Cane, bad leg even, good leg past, bring it together. That’s it.
Now, let’s look at the use of crutches. Poor Tammy, she’s broken today. Again, we’ll say the LEFT leg is the affected leg. There are two main ways we want to show you – a partial weight-bearing method and a non-weight bearing method.
For partial weight bearing, you use the three-point gait. The patient will advance the crutches WITH affected leg approximately 1 foot to the front. Then, using the crutches for stability, bring the unaffected leg forward to meet it. Remember the weight on the crutches should be on the handles, NOT in the armpits. Then, just repeat.
Crutches and bad leg, good leg meets them.
Now, if the patient is NON weight bearing on that leg, we use the swing-through gait. The patient should hold that foot up, bending at the knee.
The patient will advance both crutches approximately 1 foot forward by themselves. Then they’ll put weight on the hand grips, bracing through shoulders and arms – again NOT the armpits. Then they’ll swing both legs through the crutches to approximately 1 foot in front of the crutches. And repeat.
Crutches, swing legs, repeat. If they aren’t sure, they can use a smaller distance with the crutches to keep themselves more steady.

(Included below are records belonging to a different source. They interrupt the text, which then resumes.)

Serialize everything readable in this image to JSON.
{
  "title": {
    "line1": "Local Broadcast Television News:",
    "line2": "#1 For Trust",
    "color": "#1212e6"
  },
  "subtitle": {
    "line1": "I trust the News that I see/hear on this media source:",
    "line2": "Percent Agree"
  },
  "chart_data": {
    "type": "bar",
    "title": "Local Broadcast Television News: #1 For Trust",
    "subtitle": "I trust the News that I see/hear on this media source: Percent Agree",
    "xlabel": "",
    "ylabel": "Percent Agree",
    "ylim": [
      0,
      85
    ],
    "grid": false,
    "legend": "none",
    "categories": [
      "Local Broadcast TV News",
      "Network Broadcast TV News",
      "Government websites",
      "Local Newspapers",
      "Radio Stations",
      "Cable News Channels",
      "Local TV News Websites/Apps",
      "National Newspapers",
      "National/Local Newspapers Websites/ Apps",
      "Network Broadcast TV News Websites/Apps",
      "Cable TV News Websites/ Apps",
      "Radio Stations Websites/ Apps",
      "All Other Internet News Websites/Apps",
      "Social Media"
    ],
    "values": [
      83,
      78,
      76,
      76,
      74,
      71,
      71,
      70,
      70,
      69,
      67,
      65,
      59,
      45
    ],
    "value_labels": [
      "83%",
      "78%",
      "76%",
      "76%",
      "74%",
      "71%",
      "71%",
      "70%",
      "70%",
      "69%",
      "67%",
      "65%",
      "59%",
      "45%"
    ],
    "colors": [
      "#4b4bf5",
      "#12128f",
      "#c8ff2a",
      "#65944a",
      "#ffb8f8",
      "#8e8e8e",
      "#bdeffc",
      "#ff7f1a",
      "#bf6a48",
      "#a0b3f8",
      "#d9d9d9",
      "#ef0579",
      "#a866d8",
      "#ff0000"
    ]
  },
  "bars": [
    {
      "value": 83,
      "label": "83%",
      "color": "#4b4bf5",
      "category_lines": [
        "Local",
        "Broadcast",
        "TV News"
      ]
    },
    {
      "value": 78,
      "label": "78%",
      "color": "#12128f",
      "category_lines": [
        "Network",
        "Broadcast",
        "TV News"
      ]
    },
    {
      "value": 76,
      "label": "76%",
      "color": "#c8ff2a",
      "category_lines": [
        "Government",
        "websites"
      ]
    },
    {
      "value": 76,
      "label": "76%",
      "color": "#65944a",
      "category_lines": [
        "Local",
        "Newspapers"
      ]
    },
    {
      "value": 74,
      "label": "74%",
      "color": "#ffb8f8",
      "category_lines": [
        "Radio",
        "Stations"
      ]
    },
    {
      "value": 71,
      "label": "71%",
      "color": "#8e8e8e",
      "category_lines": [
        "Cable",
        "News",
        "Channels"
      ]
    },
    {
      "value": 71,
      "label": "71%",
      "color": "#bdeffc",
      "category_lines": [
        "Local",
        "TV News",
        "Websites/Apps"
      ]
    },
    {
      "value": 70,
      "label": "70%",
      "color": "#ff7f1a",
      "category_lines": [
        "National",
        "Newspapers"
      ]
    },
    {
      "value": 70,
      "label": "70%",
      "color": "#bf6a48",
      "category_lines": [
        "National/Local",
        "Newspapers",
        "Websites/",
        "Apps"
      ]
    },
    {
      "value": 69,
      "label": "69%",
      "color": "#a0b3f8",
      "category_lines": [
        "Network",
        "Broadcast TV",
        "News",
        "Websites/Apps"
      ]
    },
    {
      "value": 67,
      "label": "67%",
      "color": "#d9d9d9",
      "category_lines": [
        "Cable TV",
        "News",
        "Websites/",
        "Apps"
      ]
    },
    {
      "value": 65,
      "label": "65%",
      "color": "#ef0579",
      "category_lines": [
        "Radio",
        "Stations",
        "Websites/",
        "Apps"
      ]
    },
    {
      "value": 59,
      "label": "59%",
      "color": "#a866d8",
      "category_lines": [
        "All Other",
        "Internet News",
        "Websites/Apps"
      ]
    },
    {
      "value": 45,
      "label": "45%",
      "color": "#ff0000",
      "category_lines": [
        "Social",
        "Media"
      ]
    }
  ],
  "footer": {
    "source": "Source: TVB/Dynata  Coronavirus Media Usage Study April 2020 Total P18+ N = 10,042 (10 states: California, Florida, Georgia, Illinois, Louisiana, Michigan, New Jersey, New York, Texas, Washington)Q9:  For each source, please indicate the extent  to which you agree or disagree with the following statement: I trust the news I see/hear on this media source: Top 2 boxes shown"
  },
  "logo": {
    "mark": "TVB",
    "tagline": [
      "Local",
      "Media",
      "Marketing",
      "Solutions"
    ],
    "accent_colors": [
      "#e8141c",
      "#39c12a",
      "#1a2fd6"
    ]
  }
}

Lastly, let’s look at using a walker. Again, with the LEFT side as the affected side. Have the patient stand in the center of the walker.
Then, they should lift or slide the walker 6-8 inches forward, but not TOO far forward or they could fall over.
Once all 4 feet of the walker are on the ground, the patient can take a step forward with affected side, putting weight on the walker and the unaffected leg. Then bring unaffected leg in line with the affected leg and walker.
So walker, bad leg, good leg, repeat.

So that’s it for these important mobility topics and assistive devices. We hope that was helpful. If at any point you aren’t sure if you’re teaching it well enough, grab your physical therapists and watch them teach it – they’re mobility rockstars!

Okay guys, go out and be your best selves today. And, as always, happy nursing!